= William H. P. Denny =

American politician

William H. P. Denny (June 3, 1811 – September 29, 1890) was an American newspaper editor and publisher, and politician, in Ohio.

William was the son of George Denny (died September 22, 1823) and Sarah Higgins (died September 22, 1823), both of whom died on the evening of the same day. George Denny worked as a printer on the same newspaper where William was serving as an apprentice - The Western Star in Lebanon, Ohio. From circa 1830, William was a partner in the paper and later owned it outright until 1858. Denny then went to Dayton, Ohio, as publisher of the Dayton Daily and Weekly Gazette.

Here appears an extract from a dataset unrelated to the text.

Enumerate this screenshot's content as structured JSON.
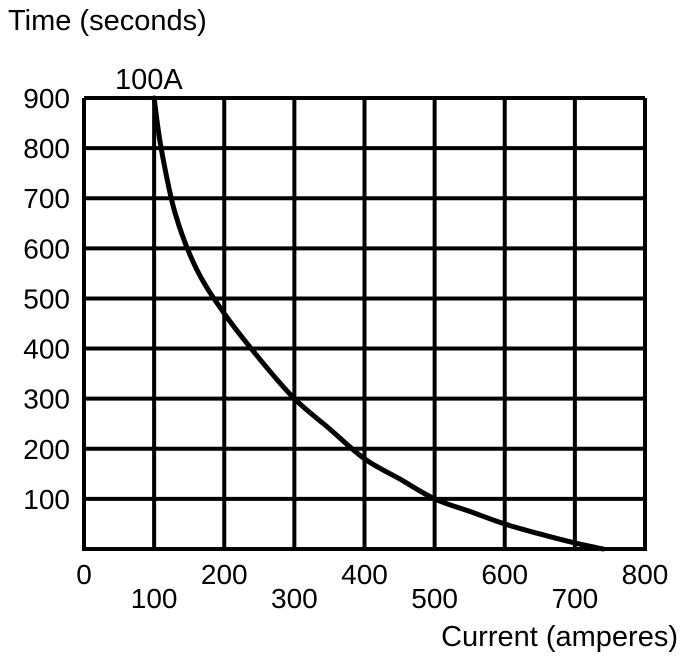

He then moved to Circleville, Ohio, where he founded the Union and then bought the Wilmington Journal in Wilmington, Ohio. In 1877, he returned to Lebanon where he founded The Lebanon Gazette, selling out by 1880 when he moved to Georgetown, Ohio and founded the Georgetown Gazette. He served as a senator in the 41st and 42nd General Assemblies in 1842 and 1843.

William was married to Orpha Brown (died March 1876), and they had several children. William and Orpha are both buried in the Lebanon Cemetery in Lebanon, Warren County, Ohio (Old Section). William was buried in Lot 180-3 on October 2, 1890, and Orpha was buried in Lot 180-4 on March 18, 1876. William's grave is not marked with a gravestone.